Born in Florence: the ‘italian theater’ and the telephone
In 1657 the Teatro della Pergola was inaugurated in 1834 Meucci created an “acoustic telephone”
On behalf of the Accademia degli Immobili, chaired by Cardinal Giovan Carlo de ‘Medici, a wooden structure theater was erected in Florence near a vineyard owned by the Hospital of Santa Maria Nuova.
The theater took the name of Teatro della Pergola from the street where a grape arbor had stood since the 16th century. Built with the orders of superimposed stages, instead of semicircular steps, it is considered the first large “Italian theater”, the first to have a series of raised stages supported by columns and the oval shape with the greatest acoustic performance.

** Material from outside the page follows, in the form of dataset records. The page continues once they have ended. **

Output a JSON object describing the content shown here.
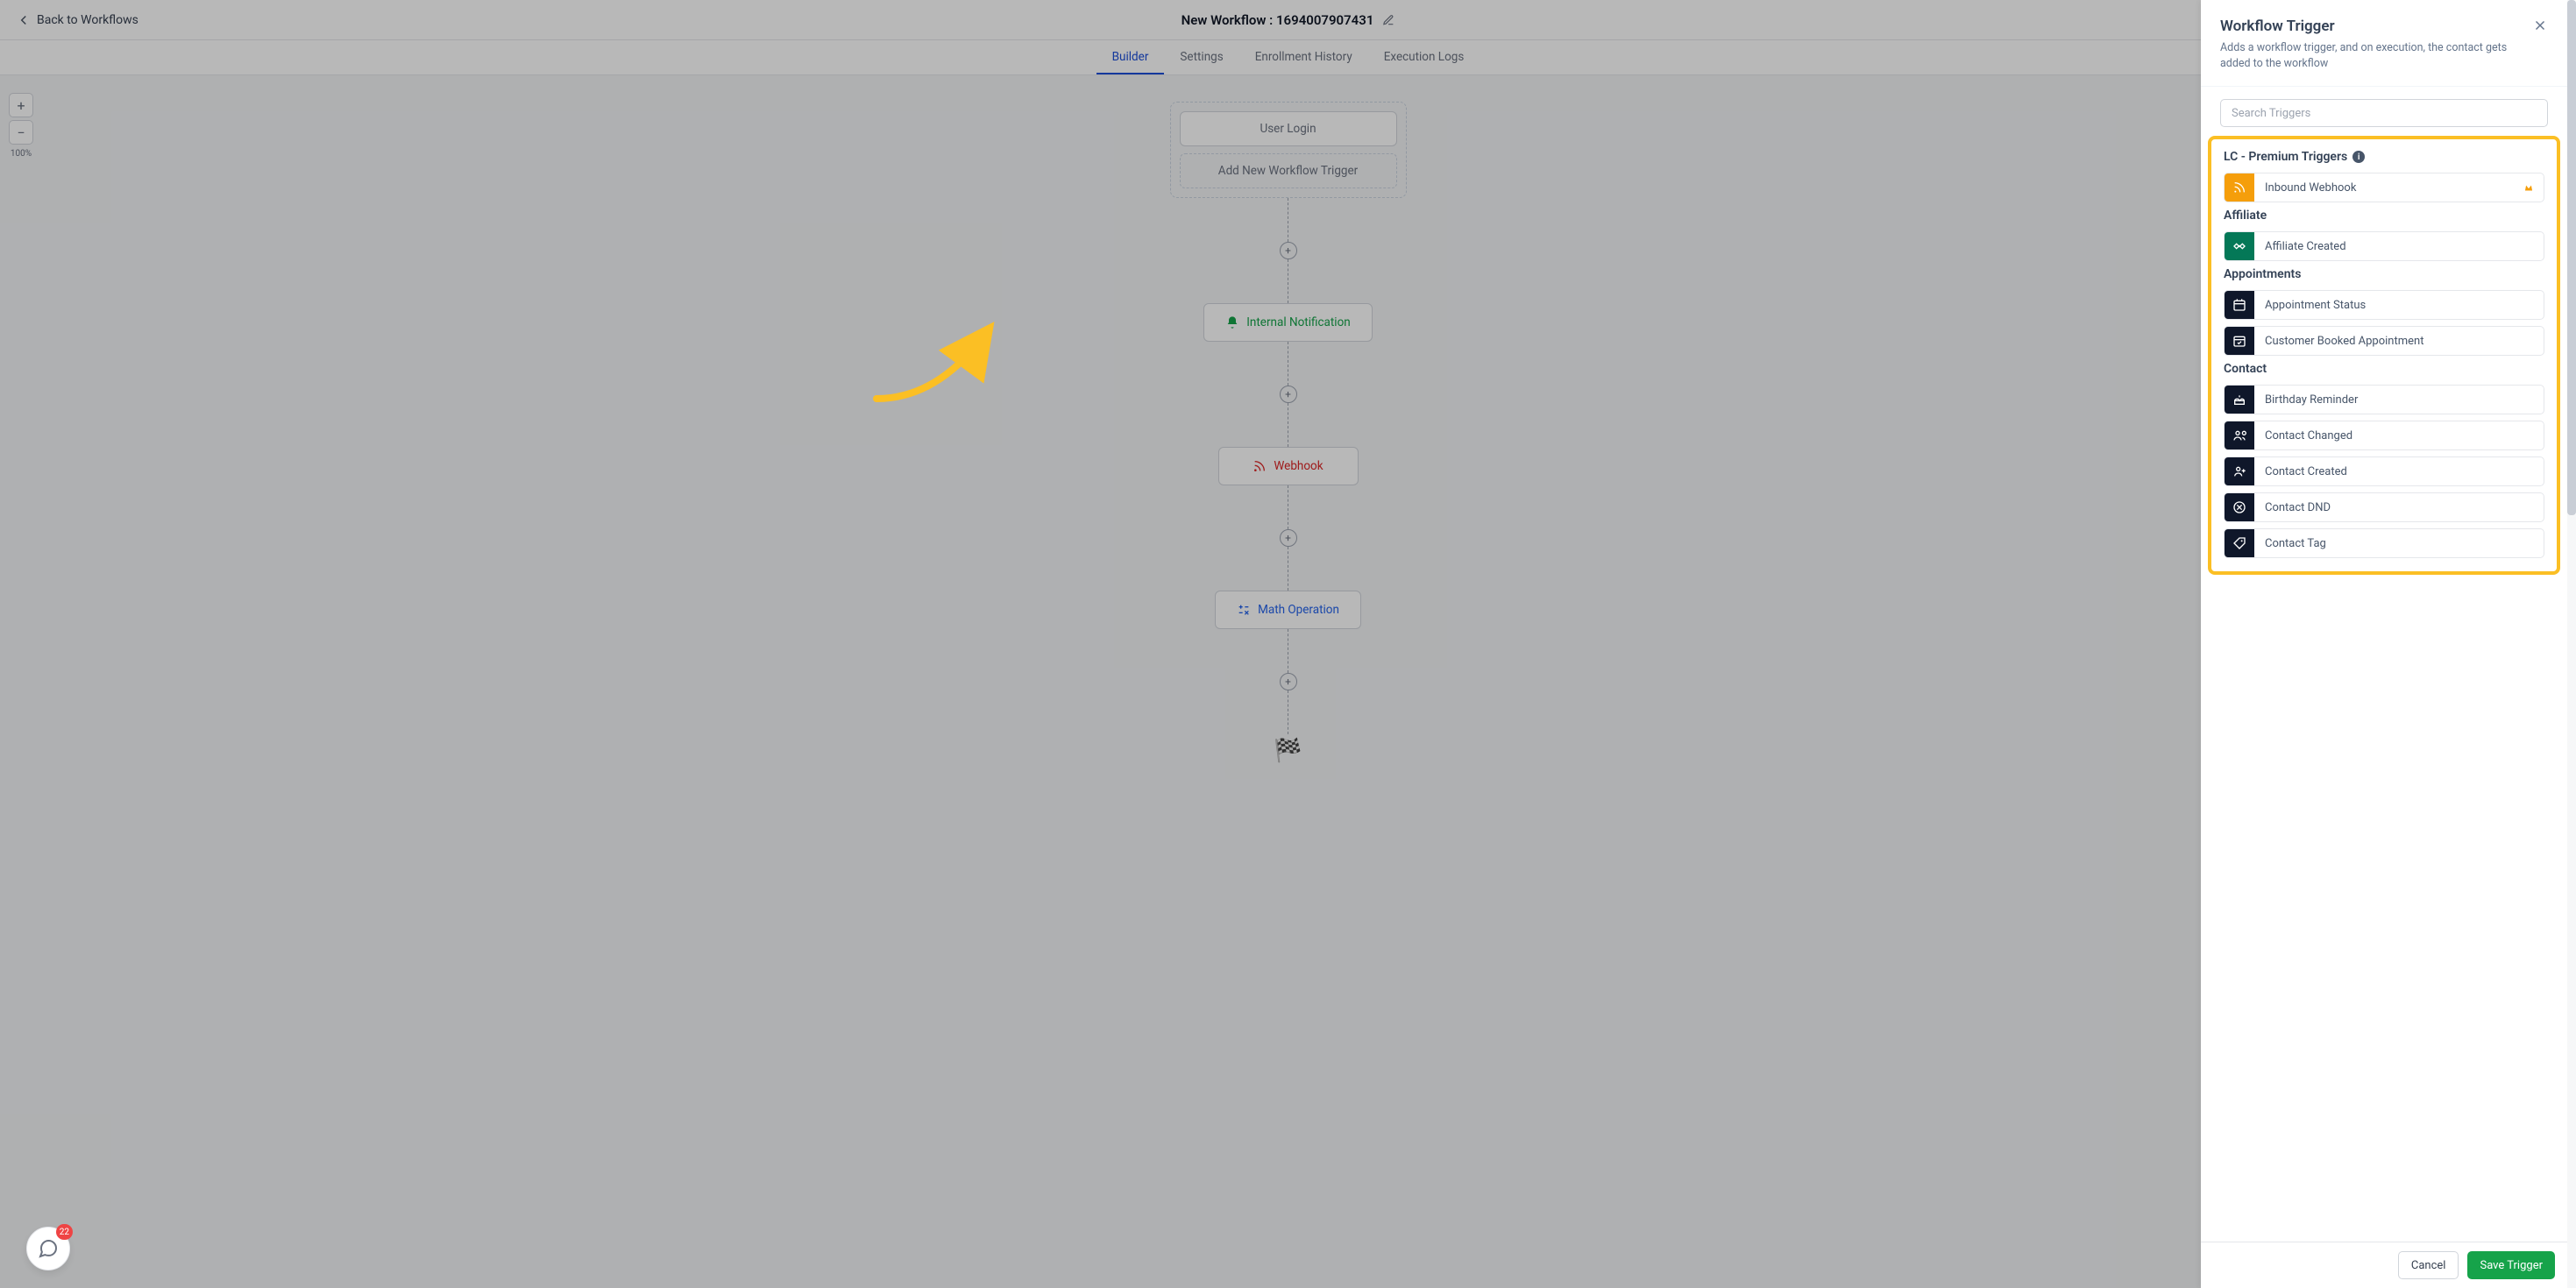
{
  "header": {
    "back_label": "Back to Workflows",
    "title": "New Workflow : 1694007907431"
  },
  "tabs": {
    "builder": "Builder",
    "settings": "Settings",
    "enrollment": "Enrollment History",
    "execution": "Execution Logs"
  },
  "zoom": {
    "plus": "+",
    "minus": "−",
    "level": "100%"
  },
  "canvas": {
    "trigger_slot": "User Login",
    "add_trigger": "Add New Workflow Trigger",
    "nodes": {
      "internal_notification": "Internal Notification",
      "webhook": "Webhook",
      "math_operation": "Math Operation"
    }
  },
  "chat": {
    "badge": "22"
  },
  "panel": {
    "title": "Workflow Trigger",
    "desc": "Adds a workflow trigger, and on execution, the contact gets added to the workflow",
    "search_placeholder": "Search Triggers",
    "footer": {
      "cancel": "Cancel",
      "save": "Save Trigger"
    },
    "groups": [
      {
        "title": "LC - Premium Triggers",
        "info": true,
        "items": [
          {
            "label": "Inbound Webhook",
            "color": "#f59e0b",
            "icon": "rss",
            "premium": true
          }
        ]
      },
      {
        "title": "Affiliate",
        "items": [
          {
            "label": "Affiliate Created",
            "color": "#047857",
            "icon": "handshake"
          }
        ]
      },
      {
        "title": "Appointments",
        "items": [
          {
            "label": "Appointment Status",
            "color": "#0f172a",
            "icon": "calendar"
          },
          {
            "label": "Customer Booked Appointment",
            "color": "#0f172a",
            "icon": "calendar-check"
          }
        ]
      },
      {
        "title": "Contact",
        "items": [
          {
            "label": "Birthday Reminder",
            "color": "#0f172a",
            "icon": "cake"
          },
          {
            "label": "Contact Changed",
            "color": "#0f172a",
            "icon": "users"
          },
          {
            "label": "Contact Created",
            "color": "#0f172a",
            "icon": "user-plus"
          },
          {
            "label": "Contact DND",
            "color": "#0f172a",
            "icon": "dnd"
          },
          {
            "label": "Contact Tag",
            "color": "#0f172a",
            "icon": "tag"
          }
        ]
      }
    ]
  }
}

In a small storage room in that theater, the “stage toolmaker” Antonio Meucci, set up his own small laboratory and created a device capable of transporting sounds from one point to another in the proscenium: an acoustic telephone.
Consisting of two pipes embedded in the wall, it allowed the “attic” to speak in a low voice with “toolmakers and stage staff”, from the stage floor to the maneuvering grate, placed at about twenty meters high. It was thus possible, during the scene changes, to give and receive orders without making itself heard by the public and without using an uncomfortable signal system with torches.
Used until 1965, it was set aside after the work done after the flood of ’66.
Antonio Meucci (born in Florence in 1808 in the San Frediano district and died in New York in October 1889) has certainly contributed substantially to the invention of the telephone, the “telphone” designed and built in America, was the son of appliance that he had invented and placed behind the scenes of the Teatro della Pergola in Florence.